The CARES Act threw property owners a bone back in March, allowing for up to 180-day forbearances on government- and GSE-backed mortgages. But it's now been months, and for many, those initial grace periods are starting to expire.
If you're in this boat, that means two things: First, mortgage payments will begin to resume. You'll need to make your regularly scheduled payments -- or risk going into default.
On top of this, you will also need to work with your servicer to repay your missed payments. You can choose to pay a lump sum, defer your missed payments to the end of the loan term, modify your loan, or set up a monthly repayment plan. (If you have a private loan not backed by a government agency, Fannie Mae, or Freddie Mac, your options might be different here, so check with your servicer.)
Fortunately, letting your forbearance period expire isn't your only option. If you're not ready to start making payments again, you have a few alternatives to choose from. Here's what you can do:
1. Extend your forbearance.
The CARES Act actually allows for up to two 180-day forbearances, so if you're really struggling financially, you can contact your mortgage servicer and ask for an extension. This is a popular option, it seems. According to data from the Mortgage Bankers Association, about 43% of mortgage loans currently in forbearance are actually extensions.
"Forbearance can last up to a year," says Tendayi Kapfidze, chief economist at loan marketplace LendingTree. "Call your lender and request an extension if you need more time."
Just remember that the more payments you miss, the more you'll owe once that forbearance period ends.
You can also refinance your mortgage loan to make payments more affordable. This might mean refinancing into a longer-term loan or to one with a lower interest rate. Rates on 30-year fixed-rate mortgages are currently at all-time lows, averaging 2.98% according to Freddie Mac.
According to Kapfidze, qualifying may be hard. "Lenders have tightened standards," he says."You will need to show that you are a good candidate for refinancing."
3. Modify your loan.
A loan modification is similar to refinancing, except you don't get a new mortgage; you just change the terms of your existing one.
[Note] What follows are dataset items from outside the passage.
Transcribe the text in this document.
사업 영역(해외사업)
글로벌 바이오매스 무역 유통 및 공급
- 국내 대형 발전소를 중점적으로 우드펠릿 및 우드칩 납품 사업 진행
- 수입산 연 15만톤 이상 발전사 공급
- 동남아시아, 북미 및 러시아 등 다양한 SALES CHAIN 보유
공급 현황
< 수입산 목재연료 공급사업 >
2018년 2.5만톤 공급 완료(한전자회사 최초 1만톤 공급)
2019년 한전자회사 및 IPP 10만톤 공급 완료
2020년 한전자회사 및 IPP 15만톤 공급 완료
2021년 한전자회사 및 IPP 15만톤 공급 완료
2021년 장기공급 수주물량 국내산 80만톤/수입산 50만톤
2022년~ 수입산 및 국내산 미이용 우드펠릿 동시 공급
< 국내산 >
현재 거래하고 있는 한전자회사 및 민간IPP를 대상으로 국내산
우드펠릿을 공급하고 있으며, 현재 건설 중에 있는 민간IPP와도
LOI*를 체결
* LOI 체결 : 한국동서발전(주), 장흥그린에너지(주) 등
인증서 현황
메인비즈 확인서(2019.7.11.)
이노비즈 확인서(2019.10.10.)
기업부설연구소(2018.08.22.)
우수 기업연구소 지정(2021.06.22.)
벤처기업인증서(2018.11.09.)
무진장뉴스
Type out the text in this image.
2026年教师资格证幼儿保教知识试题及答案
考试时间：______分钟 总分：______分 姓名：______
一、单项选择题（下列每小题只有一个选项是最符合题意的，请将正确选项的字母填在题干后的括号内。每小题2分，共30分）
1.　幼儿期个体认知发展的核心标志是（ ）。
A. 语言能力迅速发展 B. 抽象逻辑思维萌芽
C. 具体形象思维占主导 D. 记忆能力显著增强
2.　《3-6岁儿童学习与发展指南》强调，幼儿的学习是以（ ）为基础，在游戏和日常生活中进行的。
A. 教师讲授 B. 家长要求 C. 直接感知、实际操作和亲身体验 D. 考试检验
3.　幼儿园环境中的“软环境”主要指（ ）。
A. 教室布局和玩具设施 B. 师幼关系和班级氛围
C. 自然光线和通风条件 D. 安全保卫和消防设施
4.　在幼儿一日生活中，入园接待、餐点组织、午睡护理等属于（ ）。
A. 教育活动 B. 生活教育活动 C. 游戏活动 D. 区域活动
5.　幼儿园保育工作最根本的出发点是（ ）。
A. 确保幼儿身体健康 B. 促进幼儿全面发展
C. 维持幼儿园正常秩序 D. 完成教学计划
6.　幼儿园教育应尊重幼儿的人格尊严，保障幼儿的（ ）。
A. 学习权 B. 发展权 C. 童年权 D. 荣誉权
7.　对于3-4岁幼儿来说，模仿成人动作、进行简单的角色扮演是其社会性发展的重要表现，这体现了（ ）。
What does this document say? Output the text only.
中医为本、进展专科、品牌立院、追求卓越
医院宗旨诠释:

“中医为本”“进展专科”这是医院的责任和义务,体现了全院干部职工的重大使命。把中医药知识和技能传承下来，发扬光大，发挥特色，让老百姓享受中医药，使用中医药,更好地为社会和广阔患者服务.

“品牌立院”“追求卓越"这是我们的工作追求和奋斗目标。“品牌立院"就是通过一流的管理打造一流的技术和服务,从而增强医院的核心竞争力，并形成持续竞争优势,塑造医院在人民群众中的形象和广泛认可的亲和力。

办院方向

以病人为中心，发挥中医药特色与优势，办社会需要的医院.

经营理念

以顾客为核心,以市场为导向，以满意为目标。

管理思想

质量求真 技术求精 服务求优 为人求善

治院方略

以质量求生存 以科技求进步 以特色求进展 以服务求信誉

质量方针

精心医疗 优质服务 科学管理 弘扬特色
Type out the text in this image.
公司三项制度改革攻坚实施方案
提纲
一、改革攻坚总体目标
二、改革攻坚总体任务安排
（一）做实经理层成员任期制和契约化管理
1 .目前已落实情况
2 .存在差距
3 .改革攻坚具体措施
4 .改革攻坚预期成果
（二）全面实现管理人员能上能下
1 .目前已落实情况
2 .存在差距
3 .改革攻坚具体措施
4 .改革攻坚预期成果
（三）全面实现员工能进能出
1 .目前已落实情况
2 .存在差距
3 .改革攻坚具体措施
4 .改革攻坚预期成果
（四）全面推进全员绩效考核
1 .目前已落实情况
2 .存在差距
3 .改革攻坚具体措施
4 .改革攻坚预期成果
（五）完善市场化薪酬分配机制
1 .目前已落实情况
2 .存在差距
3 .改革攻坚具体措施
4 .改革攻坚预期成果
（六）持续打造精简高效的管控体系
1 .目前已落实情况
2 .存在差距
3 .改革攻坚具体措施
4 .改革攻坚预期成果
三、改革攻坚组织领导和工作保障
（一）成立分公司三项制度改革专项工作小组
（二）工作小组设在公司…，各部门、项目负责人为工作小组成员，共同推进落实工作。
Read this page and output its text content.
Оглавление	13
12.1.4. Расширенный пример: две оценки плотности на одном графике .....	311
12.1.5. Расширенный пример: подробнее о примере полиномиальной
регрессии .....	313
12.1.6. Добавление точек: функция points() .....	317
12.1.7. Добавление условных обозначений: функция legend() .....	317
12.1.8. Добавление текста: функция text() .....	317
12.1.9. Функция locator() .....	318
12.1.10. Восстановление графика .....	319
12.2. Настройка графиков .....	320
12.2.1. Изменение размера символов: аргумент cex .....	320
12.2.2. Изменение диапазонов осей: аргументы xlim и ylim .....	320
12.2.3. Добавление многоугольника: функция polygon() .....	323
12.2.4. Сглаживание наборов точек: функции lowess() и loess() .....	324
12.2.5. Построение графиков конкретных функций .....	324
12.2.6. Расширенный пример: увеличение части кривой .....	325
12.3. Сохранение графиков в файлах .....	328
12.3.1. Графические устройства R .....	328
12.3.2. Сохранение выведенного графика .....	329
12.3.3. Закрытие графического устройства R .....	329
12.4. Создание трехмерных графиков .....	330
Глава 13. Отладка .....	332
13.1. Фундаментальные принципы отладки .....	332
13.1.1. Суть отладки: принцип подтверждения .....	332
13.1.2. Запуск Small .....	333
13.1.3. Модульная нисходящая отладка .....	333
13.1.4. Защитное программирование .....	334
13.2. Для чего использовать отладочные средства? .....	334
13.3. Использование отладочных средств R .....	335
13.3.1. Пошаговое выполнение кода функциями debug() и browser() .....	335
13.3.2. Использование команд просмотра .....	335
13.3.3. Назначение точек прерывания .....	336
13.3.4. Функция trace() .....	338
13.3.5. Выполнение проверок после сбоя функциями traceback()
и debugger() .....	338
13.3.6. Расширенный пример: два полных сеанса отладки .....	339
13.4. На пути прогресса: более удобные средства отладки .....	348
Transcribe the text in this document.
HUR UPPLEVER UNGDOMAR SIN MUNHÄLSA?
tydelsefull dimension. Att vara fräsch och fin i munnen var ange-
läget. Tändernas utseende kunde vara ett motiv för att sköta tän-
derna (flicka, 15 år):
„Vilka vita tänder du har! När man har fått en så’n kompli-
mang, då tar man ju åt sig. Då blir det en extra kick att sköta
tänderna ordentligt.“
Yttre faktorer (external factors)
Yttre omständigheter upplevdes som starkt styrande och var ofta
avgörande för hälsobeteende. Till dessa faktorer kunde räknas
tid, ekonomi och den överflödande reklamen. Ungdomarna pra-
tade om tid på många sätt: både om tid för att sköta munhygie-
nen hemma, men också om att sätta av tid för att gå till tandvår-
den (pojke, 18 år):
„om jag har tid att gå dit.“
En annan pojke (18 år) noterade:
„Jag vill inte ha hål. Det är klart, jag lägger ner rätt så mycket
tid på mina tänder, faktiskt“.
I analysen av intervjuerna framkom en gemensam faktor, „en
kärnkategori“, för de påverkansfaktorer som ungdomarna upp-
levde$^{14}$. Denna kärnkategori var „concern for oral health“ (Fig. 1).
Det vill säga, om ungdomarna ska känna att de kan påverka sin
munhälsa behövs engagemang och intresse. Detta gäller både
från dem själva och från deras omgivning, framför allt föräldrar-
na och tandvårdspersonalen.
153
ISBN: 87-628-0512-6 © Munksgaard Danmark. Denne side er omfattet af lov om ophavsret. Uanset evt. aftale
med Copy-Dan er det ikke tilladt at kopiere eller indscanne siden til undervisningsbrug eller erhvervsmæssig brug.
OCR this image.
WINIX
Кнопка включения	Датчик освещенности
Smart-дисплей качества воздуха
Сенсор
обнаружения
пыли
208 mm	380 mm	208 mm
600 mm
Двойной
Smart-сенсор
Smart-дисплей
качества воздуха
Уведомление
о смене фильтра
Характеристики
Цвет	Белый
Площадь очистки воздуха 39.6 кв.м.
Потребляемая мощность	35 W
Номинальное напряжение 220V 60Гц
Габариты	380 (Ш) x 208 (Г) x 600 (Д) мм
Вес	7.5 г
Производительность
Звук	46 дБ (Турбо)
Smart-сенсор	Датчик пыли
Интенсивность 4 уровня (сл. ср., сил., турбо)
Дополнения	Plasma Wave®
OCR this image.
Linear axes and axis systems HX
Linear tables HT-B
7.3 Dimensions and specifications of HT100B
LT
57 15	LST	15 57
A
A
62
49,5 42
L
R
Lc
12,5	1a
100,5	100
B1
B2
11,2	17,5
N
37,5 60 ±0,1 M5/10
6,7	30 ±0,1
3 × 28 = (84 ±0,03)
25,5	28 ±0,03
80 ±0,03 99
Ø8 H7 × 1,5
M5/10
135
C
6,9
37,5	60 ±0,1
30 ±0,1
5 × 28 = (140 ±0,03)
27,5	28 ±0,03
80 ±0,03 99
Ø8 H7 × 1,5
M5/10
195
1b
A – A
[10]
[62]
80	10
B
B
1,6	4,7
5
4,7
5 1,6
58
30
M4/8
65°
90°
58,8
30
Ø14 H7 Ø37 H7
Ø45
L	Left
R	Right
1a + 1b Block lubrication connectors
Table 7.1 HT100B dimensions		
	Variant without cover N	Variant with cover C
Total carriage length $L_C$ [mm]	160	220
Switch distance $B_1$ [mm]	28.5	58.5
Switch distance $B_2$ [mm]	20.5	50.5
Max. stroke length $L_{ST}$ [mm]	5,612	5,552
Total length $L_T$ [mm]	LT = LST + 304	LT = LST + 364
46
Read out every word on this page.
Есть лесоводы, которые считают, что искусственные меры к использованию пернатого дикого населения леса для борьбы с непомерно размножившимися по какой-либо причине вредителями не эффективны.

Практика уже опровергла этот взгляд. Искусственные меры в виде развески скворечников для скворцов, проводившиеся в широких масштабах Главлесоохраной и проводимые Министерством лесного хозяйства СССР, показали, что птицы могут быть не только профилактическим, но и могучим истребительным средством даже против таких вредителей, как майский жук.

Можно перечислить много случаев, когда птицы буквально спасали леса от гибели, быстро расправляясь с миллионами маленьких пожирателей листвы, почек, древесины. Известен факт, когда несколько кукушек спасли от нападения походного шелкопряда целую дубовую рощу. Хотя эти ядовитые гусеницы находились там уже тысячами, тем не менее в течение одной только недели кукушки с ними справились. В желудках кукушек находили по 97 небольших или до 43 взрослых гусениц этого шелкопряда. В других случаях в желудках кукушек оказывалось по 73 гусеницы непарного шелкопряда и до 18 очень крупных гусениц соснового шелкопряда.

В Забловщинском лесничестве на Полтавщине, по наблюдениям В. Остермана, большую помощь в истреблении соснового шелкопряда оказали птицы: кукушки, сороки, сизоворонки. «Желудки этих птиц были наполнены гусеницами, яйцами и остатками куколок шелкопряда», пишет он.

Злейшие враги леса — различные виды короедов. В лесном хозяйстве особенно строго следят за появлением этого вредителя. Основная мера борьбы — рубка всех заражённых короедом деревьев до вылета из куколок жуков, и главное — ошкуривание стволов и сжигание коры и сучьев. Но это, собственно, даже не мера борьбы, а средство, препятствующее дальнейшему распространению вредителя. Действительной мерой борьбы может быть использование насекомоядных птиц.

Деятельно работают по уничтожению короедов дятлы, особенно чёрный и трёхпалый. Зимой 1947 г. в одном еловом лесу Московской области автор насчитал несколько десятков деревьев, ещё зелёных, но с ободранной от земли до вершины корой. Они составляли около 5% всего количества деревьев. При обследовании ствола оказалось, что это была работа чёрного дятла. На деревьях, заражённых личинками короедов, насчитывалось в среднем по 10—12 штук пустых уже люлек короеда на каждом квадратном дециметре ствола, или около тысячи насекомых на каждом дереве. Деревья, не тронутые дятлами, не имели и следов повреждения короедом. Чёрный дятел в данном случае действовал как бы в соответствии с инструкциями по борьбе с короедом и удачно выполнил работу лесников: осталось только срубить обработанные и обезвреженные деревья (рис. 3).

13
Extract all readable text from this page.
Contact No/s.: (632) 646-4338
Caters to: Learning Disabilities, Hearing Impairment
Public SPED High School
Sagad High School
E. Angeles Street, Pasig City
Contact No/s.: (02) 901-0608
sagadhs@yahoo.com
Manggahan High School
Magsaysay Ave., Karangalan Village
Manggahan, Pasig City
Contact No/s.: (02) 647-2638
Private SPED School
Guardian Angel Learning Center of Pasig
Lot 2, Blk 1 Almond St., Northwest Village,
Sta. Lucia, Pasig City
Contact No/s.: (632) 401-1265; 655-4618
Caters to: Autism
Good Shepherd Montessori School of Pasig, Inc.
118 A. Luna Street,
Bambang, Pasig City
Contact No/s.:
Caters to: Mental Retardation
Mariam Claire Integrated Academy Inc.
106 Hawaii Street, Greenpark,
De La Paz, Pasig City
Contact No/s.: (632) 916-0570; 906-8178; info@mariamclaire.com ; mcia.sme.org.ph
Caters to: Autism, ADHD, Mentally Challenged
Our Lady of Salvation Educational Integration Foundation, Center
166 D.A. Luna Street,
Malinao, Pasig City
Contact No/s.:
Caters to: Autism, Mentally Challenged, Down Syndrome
You'll need to reach out to your servicer to discuss potential options for modification, but you may be able to lengthen your loan term, reduce your rate, or make other changes to your loan, so it's always worth asking.
4. Talk to a housing counselor.
If you're not sure what to do, talking to a housing counselor can help shed light on your options. HUD has a long list of counseling agencies across the country, so just select your state and find one near you. They can walk you through your post-foreclosure choices as well as advise you on budgeting, refinancing, avoiding default and foreclosure, and more.
5. Sell the house.
It's not ideal, obviously, but selling your property can be an option -- especially if you're worried your income won't bounce back by the end of another forbearance period. Sales are actually strong right now, and home prices are still rising (at least for now), so listing that home soon could mean serious profits.
If you do go this route, consider holding on to those proceeds until the economic uncertainty blows over. It will provide a little financial cushion in case you fall behind on other bills or debts.
The bottom line
Whatever you do, don't let your forbearance period expire and then continue skipping payments. Though foreclosures can't technically start until September (under the CARES Act), falling behind on your payments can seriously ding your credit -- and your chances at getting another loan or property in the future.
Your best bet is to talk to your servicer about your options and to stay on top of the headlines. As Bankrate economic analyst Mark Hamrick explains, "Since Congress has yet to come to terms on what is expected to be another round of pandemic relief legislation, it is possible that this remains a fluid issue, meaning more help could be on the way."